Did you cook them both the same lenght of time? I usually cook two with one going on 30-45 minutes before the other. The plan is to get one rare to med-rare and the other medium. That's the plan but it doesn't always work.

Griff


----------



## Shawn White (Apr 6, 2005)

Ken, that looks fantastic! I have done a couple of rib roasts on my WSM a la TVWB Herb Crusted recipe ... standing rib roast is one of my favs

 =D>


----------



## LarryWolfe (Apr 7, 2005)

Ken, Great job!  I am salivating!  Did you "french" the rib bones or did the roast come like that?  If you wouldn't mind and there are any leftovers, please PM me a piece of the roast.  I'm starving!


----------



## Finney (Apr 7, 2005)

Glad your rib roasts came out good.
I'll try and look at your pictures when I'm home this weekend.  Big Brother Blocked then here at work.


----------



## Captain Morgan (Apr 7, 2005)

Does anyone know how to get teeth marks off of a computer screen?


----------



## Greg Rempe (Apr 7, 2005)

Wow Ken...those look great...Glenn ate that??  *JEALOUS *is *ME*!!


----------



## ScottyDaQ (Apr 7, 2005)

I'm just happy to see a pic post. *period !!! *  Not to mention one where the shooter took an "actual" pic ... i.e. this lid of the kettle hasn't been buffed and polished to a mirror shine. Those picks piss me off. I mean come on...like I'm gunna "clean" my WSM before I take a pic of my product.

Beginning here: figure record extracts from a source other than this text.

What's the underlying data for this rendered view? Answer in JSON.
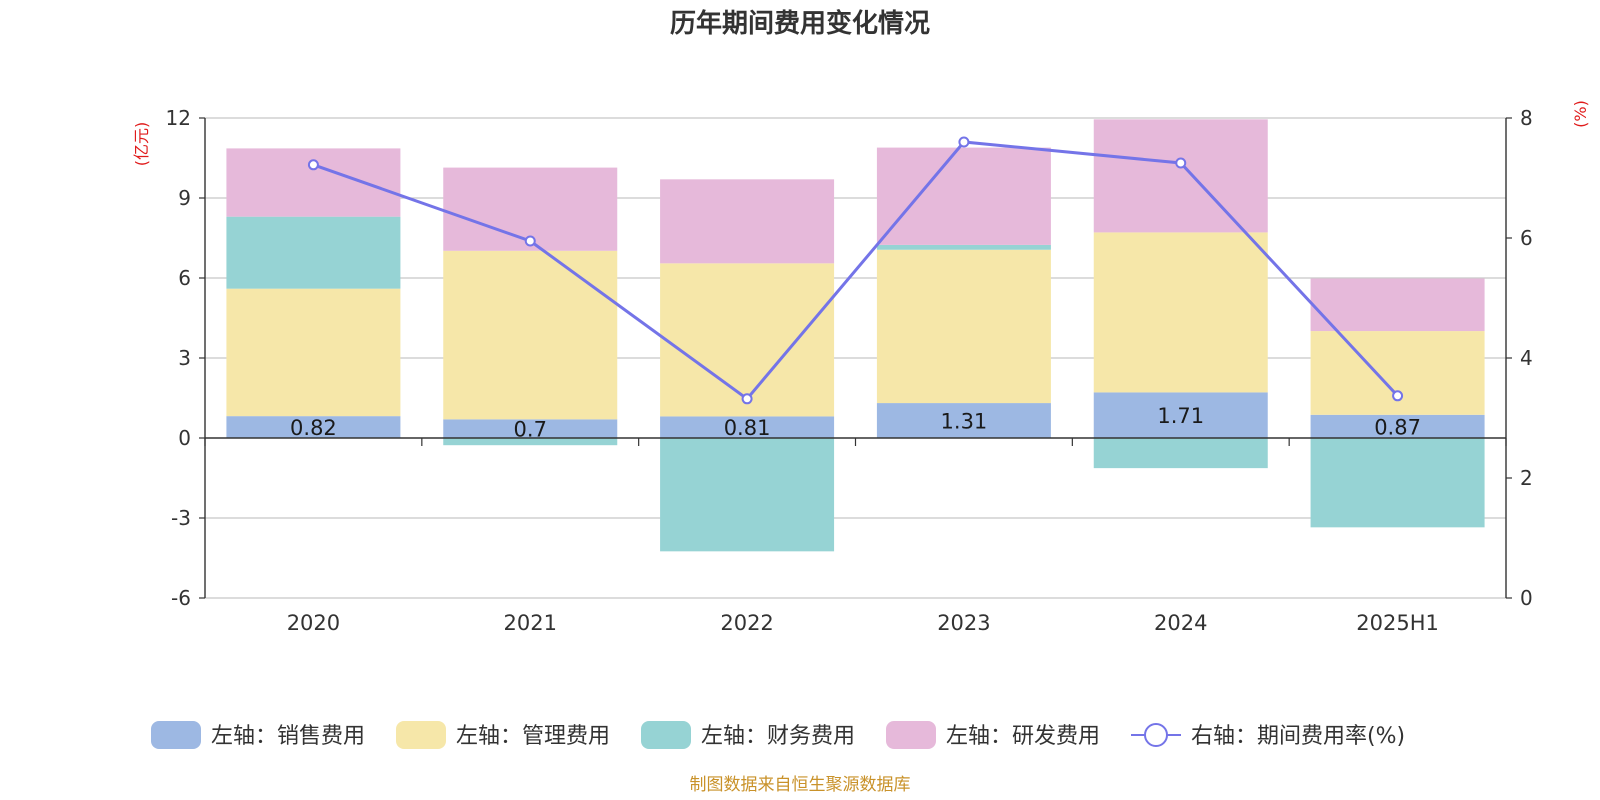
{
  "title": "历年期间费用变化情况",
  "source": "制图数据来自恒生聚源数据库",
  "colors": {
    "sales": "#9db8e3",
    "admin": "#f6e7a9",
    "finance": "#96d3d4",
    "rd": "#e6b9da",
    "rate": "#7474e8",
    "axis": "#333333",
    "grid": "#c8c8c8",
    "unit": "#e01b1b"
  },
  "chart_data": {
    "type": "bar",
    "stacked": true,
    "categories": [
      "2020",
      "2021",
      "2022",
      "2023",
      "2024",
      "2025H1"
    ],
    "left_axis": {
      "unit": "(亿元)",
      "ylim": [
        -6,
        12
      ],
      "ticks": [
        -6,
        -3,
        0,
        3,
        6,
        9,
        12
      ]
    },
    "right_axis": {
      "unit": "(%)",
      "ylim": [
        0,
        8
      ],
      "ticks": [
        0,
        2,
        4,
        6,
        8
      ]
    },
    "grid": true,
    "legend_position": "bottom",
    "series": [
      {
        "key": "sales",
        "name": "左轴：销售费用",
        "axis": "left",
        "values": [
          0.82,
          0.7,
          0.81,
          1.31,
          1.71,
          0.87
        ],
        "labels": [
          "0.82",
          "0.7",
          "0.81",
          "1.31",
          "1.71",
          "0.87"
        ]
      },
      {
        "key": "admin",
        "name": "左轴：管理费用",
        "axis": "left",
        "values": [
          4.78,
          6.32,
          5.74,
          5.75,
          6.0,
          3.14
        ]
      },
      {
        "key": "finance",
        "name": "左轴：财务费用",
        "axis": "left",
        "values": [
          2.7,
          -0.27,
          -4.25,
          0.18,
          -1.13,
          -3.35
        ]
      },
      {
        "key": "rd",
        "name": "左轴：研发费用",
        "axis": "left",
        "values": [
          2.56,
          3.12,
          3.15,
          3.65,
          4.24,
          1.97
        ]
      },
      {
        "key": "rate",
        "name": "右轴：期间费用率(%)",
        "axis": "right",
        "type": "line",
        "values": [
          7.22,
          5.95,
          3.32,
          7.6,
          7.25,
          3.37
        ]
      }
    ]
  }
}
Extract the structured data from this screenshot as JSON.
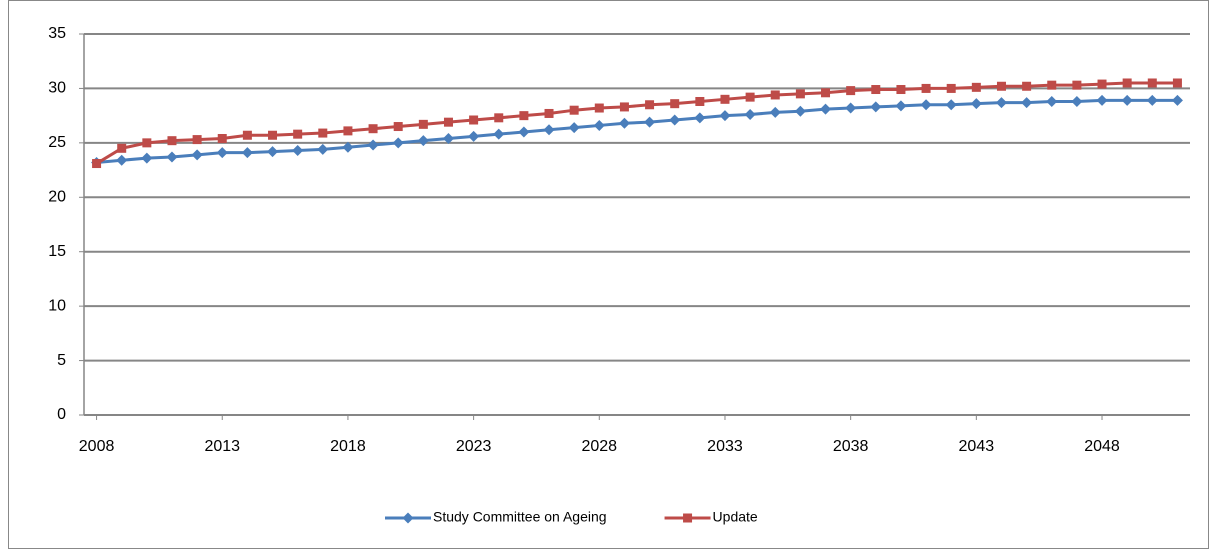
{
  "chart_data": {
    "type": "line",
    "x": [
      2008,
      2009,
      2010,
      2011,
      2012,
      2013,
      2014,
      2015,
      2016,
      2017,
      2018,
      2019,
      2020,
      2021,
      2022,
      2023,
      2024,
      2025,
      2026,
      2027,
      2028,
      2029,
      2030,
      2031,
      2032,
      2033,
      2034,
      2035,
      2036,
      2037,
      2038,
      2039,
      2040,
      2041,
      2042,
      2043,
      2044,
      2045,
      2046,
      2047,
      2048,
      2049,
      2050,
      2051
    ],
    "series": [
      {
        "name": "Study Committee on Ageing",
        "color": "#4a7ebb",
        "marker": "diamond",
        "values": [
          23.2,
          23.4,
          23.6,
          23.7,
          23.9,
          24.1,
          24.1,
          24.2,
          24.3,
          24.4,
          24.6,
          24.8,
          25.0,
          25.2,
          25.4,
          25.6,
          25.8,
          26.0,
          26.2,
          26.4,
          26.6,
          26.8,
          26.9,
          27.1,
          27.3,
          27.5,
          27.6,
          27.8,
          27.9,
          28.1,
          28.2,
          28.3,
          28.4,
          28.5,
          28.5,
          28.6,
          28.7,
          28.7,
          28.8,
          28.8,
          28.9,
          28.9,
          28.9,
          28.9
        ]
      },
      {
        "name": "Update",
        "color": "#be4b48",
        "marker": "square",
        "values": [
          23.1,
          24.5,
          25.0,
          25.2,
          25.3,
          25.4,
          25.7,
          25.7,
          25.8,
          25.9,
          26.1,
          26.3,
          26.5,
          26.7,
          26.9,
          27.1,
          27.3,
          27.5,
          27.7,
          28.0,
          28.2,
          28.3,
          28.5,
          28.6,
          28.8,
          29.0,
          29.2,
          29.4,
          29.5,
          29.6,
          29.8,
          29.9,
          29.9,
          30.0,
          30.0,
          30.1,
          30.2,
          30.2,
          30.3,
          30.3,
          30.4,
          30.5,
          30.5,
          30.5
        ]
      }
    ],
    "xlim": [
      2007.5,
      2051.5
    ],
    "xticks": [
      2008,
      2013,
      2018,
      2023,
      2028,
      2033,
      2038,
      2043,
      2048
    ],
    "ylim": [
      0,
      35
    ],
    "yticks": [
      0,
      5,
      10,
      15,
      20,
      25,
      30,
      35
    ],
    "grid": true,
    "legend": "bottom"
  }
}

and Yes, I WILL post some here soon.  I just have to to powerwash my WSM first.
 :-D  j/k
 :butthead:  :butthead:  :butthead:


----------



## Woodman1 (Apr 8, 2005)

Looks great Ken. Believe it or not, I have never cooked one! You are inspiring me though! Woody


----------



## Captain Morgan (Apr 8, 2005)

I've never tried one of those either....looks great!


----------